HashMap is divided into "buckets" based on hashCode. ConcurrentHashMap uses this fact. Its synchronization mechanism is based on blocking buckets rather than on entire Map. This way few threads can simultaneously write to few different buckets (one thread can write to one bucket at a time).
Reading from ConcurrentHashMap almost doesn't use synchronization. Synchronization is used when while fetching value for key, it sees null value. Since ConcurrentHashMap can't store null as values (yes, aside from keys, values also can't be nulls) it suggests that fetching null while reading happened in the middle of initializing map entry (key-value pair) by another thread: when key was assigned, but value not yet, and it still holds default null.
In such case reading thread will need to wait until entry will be written fully.
So results from read() will be based on current state of map. If you read value of key that was in the middle of updating you will likely get old value since writing process hasn't finished yet.
get() in ConcurrentHashMap is thread-safe because It reads the value
which is Volatile. And in cases when value is null of any key, then
get() method waits till it gets the lock and then it reads the updated
value.
When put() method is updating CHM, then it sets the value of that key to null, and then it creates a new entry and updates the CHM. This null value is used by get() method as signal that another thread is updating the CHM with the same key.
It just means that when one thread is updating and one thread is reading there is no guarantee that the one that called the ConcurrentHashMap method first, in time, will have their operation occur first.

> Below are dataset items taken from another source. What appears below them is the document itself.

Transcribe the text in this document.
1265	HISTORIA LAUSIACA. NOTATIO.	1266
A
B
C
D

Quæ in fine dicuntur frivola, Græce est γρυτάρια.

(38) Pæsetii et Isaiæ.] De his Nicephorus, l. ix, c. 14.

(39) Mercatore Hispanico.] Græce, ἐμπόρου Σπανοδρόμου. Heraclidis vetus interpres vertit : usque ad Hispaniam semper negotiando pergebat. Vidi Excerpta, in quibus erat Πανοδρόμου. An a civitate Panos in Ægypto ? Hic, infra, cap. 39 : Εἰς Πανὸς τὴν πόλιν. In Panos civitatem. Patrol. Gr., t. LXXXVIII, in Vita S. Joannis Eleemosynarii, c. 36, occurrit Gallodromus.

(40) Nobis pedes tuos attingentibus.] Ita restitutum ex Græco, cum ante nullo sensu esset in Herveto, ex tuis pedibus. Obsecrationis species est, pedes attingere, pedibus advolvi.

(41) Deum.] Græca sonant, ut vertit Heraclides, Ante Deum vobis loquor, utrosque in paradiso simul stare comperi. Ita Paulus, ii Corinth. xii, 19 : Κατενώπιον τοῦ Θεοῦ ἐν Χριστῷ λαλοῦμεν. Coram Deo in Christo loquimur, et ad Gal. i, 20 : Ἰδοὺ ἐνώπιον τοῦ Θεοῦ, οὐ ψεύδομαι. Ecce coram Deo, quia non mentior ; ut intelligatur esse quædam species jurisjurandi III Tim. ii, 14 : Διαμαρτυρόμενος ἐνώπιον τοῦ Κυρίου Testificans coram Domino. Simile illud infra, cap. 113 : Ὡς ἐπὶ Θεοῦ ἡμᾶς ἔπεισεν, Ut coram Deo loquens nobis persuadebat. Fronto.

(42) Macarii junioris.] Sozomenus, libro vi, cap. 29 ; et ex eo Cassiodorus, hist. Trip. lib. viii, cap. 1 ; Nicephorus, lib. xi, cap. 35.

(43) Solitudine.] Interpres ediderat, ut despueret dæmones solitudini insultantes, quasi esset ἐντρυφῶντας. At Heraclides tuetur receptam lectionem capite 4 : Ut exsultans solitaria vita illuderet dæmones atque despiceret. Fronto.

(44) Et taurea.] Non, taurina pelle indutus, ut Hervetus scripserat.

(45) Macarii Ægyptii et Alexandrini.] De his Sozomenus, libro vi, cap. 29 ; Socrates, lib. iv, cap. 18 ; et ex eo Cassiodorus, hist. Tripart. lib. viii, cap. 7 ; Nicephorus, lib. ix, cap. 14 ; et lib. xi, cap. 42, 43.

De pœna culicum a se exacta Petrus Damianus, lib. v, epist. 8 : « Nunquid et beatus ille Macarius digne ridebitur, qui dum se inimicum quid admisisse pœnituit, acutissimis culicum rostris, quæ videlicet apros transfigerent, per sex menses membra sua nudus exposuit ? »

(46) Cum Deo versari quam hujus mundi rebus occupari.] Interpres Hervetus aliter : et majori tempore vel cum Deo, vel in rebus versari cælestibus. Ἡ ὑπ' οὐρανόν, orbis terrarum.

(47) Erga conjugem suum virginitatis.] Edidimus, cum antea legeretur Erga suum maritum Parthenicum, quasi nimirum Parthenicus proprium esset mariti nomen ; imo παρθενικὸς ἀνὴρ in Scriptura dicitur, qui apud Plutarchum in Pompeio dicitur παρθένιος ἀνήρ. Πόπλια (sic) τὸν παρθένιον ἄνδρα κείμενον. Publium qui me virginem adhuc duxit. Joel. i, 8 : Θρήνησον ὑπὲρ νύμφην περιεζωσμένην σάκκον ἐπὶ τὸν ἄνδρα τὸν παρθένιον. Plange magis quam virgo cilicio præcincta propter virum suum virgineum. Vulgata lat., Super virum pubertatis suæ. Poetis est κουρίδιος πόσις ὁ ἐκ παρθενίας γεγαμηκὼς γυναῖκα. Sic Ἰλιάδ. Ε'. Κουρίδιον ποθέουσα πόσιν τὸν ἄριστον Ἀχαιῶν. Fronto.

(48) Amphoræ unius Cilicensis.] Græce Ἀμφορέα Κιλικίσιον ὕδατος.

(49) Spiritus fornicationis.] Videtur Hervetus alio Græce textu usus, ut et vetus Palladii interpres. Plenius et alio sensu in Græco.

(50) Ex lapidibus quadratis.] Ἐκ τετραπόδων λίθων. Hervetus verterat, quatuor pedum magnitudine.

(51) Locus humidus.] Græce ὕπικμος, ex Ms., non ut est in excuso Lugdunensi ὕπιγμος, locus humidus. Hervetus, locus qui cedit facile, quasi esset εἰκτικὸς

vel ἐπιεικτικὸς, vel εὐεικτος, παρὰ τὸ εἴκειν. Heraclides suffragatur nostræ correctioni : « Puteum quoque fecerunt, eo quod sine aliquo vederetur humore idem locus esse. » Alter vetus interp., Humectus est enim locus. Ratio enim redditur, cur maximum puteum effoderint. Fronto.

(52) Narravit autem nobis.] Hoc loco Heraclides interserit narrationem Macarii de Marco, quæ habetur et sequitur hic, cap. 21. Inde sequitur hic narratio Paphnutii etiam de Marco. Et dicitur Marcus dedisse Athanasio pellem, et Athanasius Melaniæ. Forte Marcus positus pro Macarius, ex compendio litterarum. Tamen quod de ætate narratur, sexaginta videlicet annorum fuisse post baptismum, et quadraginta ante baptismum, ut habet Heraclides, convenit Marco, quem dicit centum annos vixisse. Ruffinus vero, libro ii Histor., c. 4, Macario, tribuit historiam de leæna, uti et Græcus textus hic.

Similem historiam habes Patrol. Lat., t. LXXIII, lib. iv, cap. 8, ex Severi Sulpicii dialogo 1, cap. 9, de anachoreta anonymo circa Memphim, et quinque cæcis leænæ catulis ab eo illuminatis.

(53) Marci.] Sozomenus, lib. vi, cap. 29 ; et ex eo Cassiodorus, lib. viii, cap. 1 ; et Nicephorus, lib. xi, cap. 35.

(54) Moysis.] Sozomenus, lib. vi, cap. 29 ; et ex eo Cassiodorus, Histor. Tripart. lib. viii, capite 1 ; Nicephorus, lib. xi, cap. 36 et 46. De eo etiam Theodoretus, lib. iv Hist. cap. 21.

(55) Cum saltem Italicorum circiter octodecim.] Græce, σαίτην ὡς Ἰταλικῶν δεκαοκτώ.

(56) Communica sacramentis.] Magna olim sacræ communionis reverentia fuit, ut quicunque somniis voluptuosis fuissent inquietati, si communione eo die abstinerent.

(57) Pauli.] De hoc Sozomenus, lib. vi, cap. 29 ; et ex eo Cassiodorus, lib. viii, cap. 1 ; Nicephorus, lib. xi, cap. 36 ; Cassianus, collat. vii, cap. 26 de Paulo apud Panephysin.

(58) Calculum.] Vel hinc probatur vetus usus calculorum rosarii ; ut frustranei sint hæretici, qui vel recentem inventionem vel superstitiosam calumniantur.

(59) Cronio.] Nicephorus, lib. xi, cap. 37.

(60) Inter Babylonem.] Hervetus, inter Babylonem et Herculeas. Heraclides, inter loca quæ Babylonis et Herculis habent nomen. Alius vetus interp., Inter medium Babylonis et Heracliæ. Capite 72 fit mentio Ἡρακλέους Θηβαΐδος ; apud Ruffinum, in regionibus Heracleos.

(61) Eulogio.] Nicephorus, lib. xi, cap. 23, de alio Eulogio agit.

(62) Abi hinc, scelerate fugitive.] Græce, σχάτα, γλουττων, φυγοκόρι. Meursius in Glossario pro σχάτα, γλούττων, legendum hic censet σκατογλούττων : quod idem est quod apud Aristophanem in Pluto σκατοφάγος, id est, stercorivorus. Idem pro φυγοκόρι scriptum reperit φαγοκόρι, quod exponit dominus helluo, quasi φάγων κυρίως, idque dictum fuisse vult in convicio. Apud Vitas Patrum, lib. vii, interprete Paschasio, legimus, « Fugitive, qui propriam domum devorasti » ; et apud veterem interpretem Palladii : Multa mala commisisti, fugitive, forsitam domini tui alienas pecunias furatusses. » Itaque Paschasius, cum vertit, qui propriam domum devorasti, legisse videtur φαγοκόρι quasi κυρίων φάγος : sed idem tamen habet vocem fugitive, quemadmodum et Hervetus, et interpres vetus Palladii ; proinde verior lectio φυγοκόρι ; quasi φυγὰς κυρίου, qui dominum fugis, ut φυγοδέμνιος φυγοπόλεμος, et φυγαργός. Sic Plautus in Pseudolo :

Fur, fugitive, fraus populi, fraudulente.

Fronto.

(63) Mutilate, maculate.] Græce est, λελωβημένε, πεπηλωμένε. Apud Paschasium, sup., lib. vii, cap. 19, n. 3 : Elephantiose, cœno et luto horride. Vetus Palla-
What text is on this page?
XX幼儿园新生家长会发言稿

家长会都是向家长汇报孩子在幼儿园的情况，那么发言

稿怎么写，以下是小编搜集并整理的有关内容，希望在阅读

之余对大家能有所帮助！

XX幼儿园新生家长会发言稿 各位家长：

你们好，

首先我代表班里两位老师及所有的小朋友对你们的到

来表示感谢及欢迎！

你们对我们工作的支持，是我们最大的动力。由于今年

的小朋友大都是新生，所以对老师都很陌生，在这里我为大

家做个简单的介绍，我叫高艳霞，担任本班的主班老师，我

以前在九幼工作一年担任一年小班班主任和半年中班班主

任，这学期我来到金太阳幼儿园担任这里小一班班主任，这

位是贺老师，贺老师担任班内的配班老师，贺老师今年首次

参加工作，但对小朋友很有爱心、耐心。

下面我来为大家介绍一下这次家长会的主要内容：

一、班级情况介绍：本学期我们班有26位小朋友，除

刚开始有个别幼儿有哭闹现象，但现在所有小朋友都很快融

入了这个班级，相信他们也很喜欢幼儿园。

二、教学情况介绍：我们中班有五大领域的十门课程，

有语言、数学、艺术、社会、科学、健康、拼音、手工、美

Think about an update on the item telling where Bob is. If one thread asks where Bob is at about the same time that another thread updates to say he came 'inside', you can't predict whether the reader thread will get Bob's status as 'inside' or 'outside'. Even if the update thread calls the method first, the reader thread might get the 'outside' status.
The threads will not cause each other problems. The code is ThreadSafe.
One thread won't go into an infinite loop or start generating wierd NullPointerExceptions or get "itside" with half of the old status and half of the new.